14年目の永遠の誓い


田尻さんには話したことがあるじゃない、わたしの命の期限の話。



「普通に考えても、そもそも結婚生活とかできる身体じゃないんだよ、わたし」



走るどころか早歩きすらできない身体。

しょっちゅう体調を崩しては寝込むし、入院すら稀ではない。

どう考えても就職なんてできないし、それどころか、家事をするのすらわたしには重労働。

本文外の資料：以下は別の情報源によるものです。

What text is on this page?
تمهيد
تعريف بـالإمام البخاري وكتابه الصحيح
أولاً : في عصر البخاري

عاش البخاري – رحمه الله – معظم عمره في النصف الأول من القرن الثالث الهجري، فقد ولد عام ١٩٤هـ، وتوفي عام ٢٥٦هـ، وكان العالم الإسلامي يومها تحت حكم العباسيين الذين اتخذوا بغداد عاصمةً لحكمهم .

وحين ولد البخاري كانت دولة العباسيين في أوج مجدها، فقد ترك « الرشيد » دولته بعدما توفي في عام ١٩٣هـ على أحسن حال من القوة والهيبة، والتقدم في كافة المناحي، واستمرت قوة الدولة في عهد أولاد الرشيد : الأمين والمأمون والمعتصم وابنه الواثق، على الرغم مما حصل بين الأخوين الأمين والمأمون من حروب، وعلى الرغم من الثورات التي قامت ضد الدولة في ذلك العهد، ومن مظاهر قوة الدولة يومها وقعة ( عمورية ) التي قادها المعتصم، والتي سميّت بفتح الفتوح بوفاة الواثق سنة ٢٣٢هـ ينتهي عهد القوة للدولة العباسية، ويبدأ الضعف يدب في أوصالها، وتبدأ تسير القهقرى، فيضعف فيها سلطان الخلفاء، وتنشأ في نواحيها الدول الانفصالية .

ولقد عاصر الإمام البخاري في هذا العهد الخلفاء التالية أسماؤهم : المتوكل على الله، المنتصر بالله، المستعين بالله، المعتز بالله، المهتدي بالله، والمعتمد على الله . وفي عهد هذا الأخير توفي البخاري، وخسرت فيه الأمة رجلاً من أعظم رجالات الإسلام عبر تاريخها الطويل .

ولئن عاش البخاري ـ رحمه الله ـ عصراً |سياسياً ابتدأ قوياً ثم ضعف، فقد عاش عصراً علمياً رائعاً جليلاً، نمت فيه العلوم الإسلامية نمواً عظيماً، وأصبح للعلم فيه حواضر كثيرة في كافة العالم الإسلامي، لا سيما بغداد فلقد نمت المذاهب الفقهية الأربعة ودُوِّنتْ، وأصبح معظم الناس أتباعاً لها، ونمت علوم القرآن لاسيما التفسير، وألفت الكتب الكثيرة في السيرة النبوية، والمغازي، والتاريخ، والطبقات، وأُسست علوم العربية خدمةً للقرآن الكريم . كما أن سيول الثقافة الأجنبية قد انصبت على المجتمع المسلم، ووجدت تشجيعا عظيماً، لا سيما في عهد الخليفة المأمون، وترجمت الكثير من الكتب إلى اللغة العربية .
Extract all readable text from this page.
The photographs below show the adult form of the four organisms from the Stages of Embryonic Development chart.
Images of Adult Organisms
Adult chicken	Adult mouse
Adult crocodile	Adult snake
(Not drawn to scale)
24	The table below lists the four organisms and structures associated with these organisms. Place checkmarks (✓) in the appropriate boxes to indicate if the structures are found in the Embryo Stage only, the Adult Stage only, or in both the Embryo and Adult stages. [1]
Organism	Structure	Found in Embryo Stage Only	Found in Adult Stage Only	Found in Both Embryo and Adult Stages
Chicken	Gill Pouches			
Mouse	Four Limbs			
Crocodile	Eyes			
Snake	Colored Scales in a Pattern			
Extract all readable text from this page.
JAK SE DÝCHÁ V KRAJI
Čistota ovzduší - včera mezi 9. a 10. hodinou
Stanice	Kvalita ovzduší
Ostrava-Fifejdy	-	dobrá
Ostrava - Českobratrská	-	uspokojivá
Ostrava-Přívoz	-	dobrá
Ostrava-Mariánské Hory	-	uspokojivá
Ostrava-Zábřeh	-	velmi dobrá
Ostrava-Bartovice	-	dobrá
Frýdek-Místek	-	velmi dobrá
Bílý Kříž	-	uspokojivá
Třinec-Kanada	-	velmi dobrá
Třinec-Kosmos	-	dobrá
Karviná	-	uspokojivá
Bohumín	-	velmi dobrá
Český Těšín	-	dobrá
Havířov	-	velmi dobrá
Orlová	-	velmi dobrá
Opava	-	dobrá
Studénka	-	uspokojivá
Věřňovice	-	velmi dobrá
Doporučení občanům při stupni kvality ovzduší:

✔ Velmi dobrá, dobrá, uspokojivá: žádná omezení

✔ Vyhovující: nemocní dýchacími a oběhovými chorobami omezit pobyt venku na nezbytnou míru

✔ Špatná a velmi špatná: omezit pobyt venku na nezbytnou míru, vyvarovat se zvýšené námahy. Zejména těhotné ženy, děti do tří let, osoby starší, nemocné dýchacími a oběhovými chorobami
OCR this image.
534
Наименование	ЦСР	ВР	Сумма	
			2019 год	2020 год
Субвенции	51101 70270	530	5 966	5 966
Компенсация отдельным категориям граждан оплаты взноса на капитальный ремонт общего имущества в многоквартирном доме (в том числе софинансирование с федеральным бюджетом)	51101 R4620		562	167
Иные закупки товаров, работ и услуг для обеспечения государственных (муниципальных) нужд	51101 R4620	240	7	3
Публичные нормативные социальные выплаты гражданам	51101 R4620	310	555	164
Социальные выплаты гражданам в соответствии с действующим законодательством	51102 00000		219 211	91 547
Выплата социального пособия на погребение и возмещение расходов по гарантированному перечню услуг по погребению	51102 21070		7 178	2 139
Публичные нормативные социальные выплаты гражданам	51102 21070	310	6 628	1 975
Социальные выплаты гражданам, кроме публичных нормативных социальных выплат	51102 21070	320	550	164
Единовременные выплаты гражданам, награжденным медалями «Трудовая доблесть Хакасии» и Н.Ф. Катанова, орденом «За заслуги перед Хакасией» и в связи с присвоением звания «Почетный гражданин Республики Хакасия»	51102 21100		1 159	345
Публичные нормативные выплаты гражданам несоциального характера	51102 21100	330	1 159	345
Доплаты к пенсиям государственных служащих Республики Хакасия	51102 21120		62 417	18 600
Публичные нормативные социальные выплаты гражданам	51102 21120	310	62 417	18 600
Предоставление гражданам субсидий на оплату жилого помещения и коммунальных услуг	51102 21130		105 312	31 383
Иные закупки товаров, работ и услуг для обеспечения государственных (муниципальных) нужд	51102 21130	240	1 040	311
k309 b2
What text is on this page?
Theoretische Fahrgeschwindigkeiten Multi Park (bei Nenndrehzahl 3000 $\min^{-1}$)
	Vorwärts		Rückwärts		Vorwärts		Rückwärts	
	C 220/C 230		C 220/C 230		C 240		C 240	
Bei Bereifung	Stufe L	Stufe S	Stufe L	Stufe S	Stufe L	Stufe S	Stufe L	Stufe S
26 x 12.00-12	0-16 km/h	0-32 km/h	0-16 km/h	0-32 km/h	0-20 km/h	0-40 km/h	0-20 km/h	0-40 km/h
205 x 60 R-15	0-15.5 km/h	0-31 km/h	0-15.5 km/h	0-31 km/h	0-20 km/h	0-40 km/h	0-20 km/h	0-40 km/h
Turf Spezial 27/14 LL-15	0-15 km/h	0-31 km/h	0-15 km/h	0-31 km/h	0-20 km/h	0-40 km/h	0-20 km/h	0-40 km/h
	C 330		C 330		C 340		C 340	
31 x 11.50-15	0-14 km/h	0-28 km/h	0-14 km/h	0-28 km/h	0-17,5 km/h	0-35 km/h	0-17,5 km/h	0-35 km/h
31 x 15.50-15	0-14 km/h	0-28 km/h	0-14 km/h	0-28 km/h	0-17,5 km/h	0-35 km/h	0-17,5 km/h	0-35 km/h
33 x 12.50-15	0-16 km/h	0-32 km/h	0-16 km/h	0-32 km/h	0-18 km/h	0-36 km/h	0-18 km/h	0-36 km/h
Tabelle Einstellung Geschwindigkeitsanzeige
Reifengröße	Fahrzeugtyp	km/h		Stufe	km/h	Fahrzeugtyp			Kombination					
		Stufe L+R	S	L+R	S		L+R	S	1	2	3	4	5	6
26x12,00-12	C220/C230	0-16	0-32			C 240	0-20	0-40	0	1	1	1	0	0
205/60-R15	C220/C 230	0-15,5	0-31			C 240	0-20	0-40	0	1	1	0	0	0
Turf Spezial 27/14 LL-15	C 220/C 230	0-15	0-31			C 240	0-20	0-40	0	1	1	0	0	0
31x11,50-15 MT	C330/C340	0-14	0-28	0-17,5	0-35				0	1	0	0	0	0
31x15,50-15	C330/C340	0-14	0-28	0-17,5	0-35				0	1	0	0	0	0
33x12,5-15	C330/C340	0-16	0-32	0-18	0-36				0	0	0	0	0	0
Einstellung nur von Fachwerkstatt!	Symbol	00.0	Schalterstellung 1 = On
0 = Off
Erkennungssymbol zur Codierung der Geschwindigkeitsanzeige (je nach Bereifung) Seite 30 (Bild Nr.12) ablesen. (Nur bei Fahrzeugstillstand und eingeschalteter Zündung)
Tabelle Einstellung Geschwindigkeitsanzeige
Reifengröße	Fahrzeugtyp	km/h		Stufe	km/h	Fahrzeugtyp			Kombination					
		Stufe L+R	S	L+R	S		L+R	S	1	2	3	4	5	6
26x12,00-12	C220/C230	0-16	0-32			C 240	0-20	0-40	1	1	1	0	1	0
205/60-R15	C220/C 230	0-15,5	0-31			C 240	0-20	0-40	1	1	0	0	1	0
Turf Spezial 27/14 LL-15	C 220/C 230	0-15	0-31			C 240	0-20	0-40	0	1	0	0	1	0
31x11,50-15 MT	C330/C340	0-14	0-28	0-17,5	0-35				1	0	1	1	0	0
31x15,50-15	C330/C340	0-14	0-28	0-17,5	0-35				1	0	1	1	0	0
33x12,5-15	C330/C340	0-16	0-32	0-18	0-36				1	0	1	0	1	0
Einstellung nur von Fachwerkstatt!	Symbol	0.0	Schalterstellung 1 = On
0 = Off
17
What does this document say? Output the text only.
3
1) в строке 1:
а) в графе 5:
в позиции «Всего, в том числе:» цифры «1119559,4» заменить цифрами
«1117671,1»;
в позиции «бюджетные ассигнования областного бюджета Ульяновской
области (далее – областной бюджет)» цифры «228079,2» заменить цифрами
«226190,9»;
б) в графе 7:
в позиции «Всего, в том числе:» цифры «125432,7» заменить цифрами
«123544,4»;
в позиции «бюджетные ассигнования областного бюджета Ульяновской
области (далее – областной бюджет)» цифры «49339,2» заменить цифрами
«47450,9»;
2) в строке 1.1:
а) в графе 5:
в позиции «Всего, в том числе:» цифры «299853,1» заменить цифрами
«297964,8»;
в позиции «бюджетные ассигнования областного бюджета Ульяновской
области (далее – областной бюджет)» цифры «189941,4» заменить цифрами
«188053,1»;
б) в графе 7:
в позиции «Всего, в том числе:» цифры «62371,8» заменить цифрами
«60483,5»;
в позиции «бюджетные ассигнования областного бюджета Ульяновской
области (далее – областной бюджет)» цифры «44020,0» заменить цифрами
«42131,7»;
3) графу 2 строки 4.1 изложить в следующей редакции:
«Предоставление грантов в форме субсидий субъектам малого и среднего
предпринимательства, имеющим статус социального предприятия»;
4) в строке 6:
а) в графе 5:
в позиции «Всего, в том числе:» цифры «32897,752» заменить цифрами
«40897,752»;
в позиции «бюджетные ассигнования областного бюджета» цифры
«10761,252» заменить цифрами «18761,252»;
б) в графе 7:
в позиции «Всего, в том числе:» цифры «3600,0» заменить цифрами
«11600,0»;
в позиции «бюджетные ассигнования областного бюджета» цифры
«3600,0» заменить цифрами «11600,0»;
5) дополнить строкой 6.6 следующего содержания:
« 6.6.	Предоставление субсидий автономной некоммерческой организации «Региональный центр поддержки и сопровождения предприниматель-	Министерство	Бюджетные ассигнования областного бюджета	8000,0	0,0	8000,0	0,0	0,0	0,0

「だって、そうじゃなかったら、17歳で結婚なんて、親が許す?」



普通なら結婚なんて考えない年齢、

普通なら結婚なんて許されるはずがない年齢、

だけど、普通に結婚できる年までは生きられないかも知れない身体だから……。



「許さないだろうね」



田尻さんはキッパリと言い切った。



ああ、これが聞きたかったんだ。



聞いた途端、涙が堰を切ったようにあふれ出した。



「うわっ、ごめん! ちょっと、牧村さん、」



田尻さんは慌ててわたしの方にやってきた。



違う、大丈夫。

やっぱりそうだったんだって、分かって、わたし、嬉しかったから……。



みんなの笑顔が怖くて……。

無条件に与えられる許しが怖くて……。

カナから与えられる限りない愛が、どこか悲しくて……。



どうして、そんな風に思ってしまうのか、ずっと心が苦しくて……。